The African National Congress (ANC) leadership has vowed to address the concerns raised by that some disgruntled party members who stormed the venue of the launch of the Eastern Cape election manifesto at Badibanise stadium in KwaBhaca formerly known as Mount Frere on Saturday.

Irate ANC members disrupted the programme in protest of poor service delivery in their area, but ANC leaders intervened and restored order.

The disgruntled members stormed the venue and disrupted the proceedings, just as the ANC Treasurer General was addressing the ANC members about the party’s manifesto.

They were singing revolutionary songs demanding better services to the community of KwaBhaca.

ANC Treasurer General Paul Mashatile says the manifesto has answers to some of their concerns.

“ There is always a group of people who do that when they know their leader is there,  we have noted that, it’s not like we don’t know, that is why the manifesto says many of our people still need water , electricity etc so the issue on the placards are already in the manifesto .”

Mashatile continued with his speech calling on ANC members to campaign and canvas for the ruling party.

“ Let’s take this manifesto to the people, lets show them that we are ready to deliver services to them. I know there will be those who are shouting ,   listen to them and tell them the manifesto is going to address their concerns.”

Speaking in the same event, South African Communist Party Provincial Secretary Xolile Nqata says they have reversed their decision to contest the elections alone as they want to ensure an alliance victory at the polls.

“This is the ANC we died for and we will make sure that we campaign together because we know that the ruling is beginning to address our concerns.”

Some senior party members tried to obstruct journalists from capturing the protesting members.

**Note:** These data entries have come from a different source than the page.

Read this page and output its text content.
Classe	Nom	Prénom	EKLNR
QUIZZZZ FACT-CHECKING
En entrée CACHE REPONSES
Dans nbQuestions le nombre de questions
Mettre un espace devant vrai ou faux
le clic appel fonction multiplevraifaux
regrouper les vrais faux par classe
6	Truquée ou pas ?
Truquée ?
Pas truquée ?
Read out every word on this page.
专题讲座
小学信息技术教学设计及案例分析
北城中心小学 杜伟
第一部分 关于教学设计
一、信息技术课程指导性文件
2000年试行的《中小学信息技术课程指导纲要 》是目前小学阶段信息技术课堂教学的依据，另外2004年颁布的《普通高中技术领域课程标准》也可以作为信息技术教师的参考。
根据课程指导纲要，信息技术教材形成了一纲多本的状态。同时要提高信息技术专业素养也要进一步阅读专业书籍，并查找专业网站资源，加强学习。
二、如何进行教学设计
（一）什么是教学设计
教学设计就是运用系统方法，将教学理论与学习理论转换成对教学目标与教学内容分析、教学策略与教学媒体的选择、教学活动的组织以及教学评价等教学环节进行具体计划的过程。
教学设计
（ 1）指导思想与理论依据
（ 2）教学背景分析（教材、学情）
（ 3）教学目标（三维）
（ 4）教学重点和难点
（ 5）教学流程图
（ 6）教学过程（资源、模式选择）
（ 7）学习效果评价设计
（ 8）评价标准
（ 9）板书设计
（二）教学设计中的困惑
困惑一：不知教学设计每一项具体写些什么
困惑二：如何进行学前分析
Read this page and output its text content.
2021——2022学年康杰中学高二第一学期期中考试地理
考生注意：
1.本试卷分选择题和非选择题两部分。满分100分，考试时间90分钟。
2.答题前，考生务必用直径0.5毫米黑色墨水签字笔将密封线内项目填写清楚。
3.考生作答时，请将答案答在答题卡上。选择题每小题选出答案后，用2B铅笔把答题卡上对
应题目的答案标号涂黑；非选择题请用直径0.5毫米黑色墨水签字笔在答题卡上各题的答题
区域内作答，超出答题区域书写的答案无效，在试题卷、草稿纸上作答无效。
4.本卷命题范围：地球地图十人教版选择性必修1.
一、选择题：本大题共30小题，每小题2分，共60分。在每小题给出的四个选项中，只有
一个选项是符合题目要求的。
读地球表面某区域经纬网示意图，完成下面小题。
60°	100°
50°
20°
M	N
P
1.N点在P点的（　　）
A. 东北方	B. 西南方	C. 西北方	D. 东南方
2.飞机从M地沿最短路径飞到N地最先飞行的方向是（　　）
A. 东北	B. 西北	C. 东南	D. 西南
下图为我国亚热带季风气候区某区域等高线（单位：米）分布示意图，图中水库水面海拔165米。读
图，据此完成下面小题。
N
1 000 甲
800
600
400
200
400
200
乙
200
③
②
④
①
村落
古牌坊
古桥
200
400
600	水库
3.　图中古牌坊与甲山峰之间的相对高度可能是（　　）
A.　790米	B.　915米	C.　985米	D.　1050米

ANC provincial chairperson Oscar Mabuyane has condemned the protesting members describing the protest as uncalled for and a sign of ill-discipline.


Minister apologises to media

Minister Ndabeni-Abrahams has since apologised to the media through a statement, saying “I would like to offer my sincere unreserved apologies for an earlier altercation with some members of the media during the ANC provincial rally in Mount Frere whilst trying to stop the singing Comrades.”

“I wish to assure the media and South Africans at large my unreserved commitment to media freedom. I sincerely regret the incident,” reads the statement.

SACP condemns the incident

The South African Communist Party (SACP) has described as unfortunate, reports that the Communications Minister attempted to stop the SABC from filming a protest in the Eastern Cape earlier today.

The SACP’s Alex Mashilo says they will discussing the matter with the alliance partners as well as the Minister.

“If indeed that happened would be unfortunate and we would have to talk about it. Both from the point of view of building the public broadcaster and our attitude as the alliance to the media and here I include the ANC, Cosatu, Sanco as well as ourselves. Because what is done by our representatives in government comes back to haunt us whether or not we like it or whether or not we have approved of it. So you may be a minister but what you do in that sphere of life may later reflect back on government. And this comment is not based on finding her guilty while we have not in fact heard her side of the story.”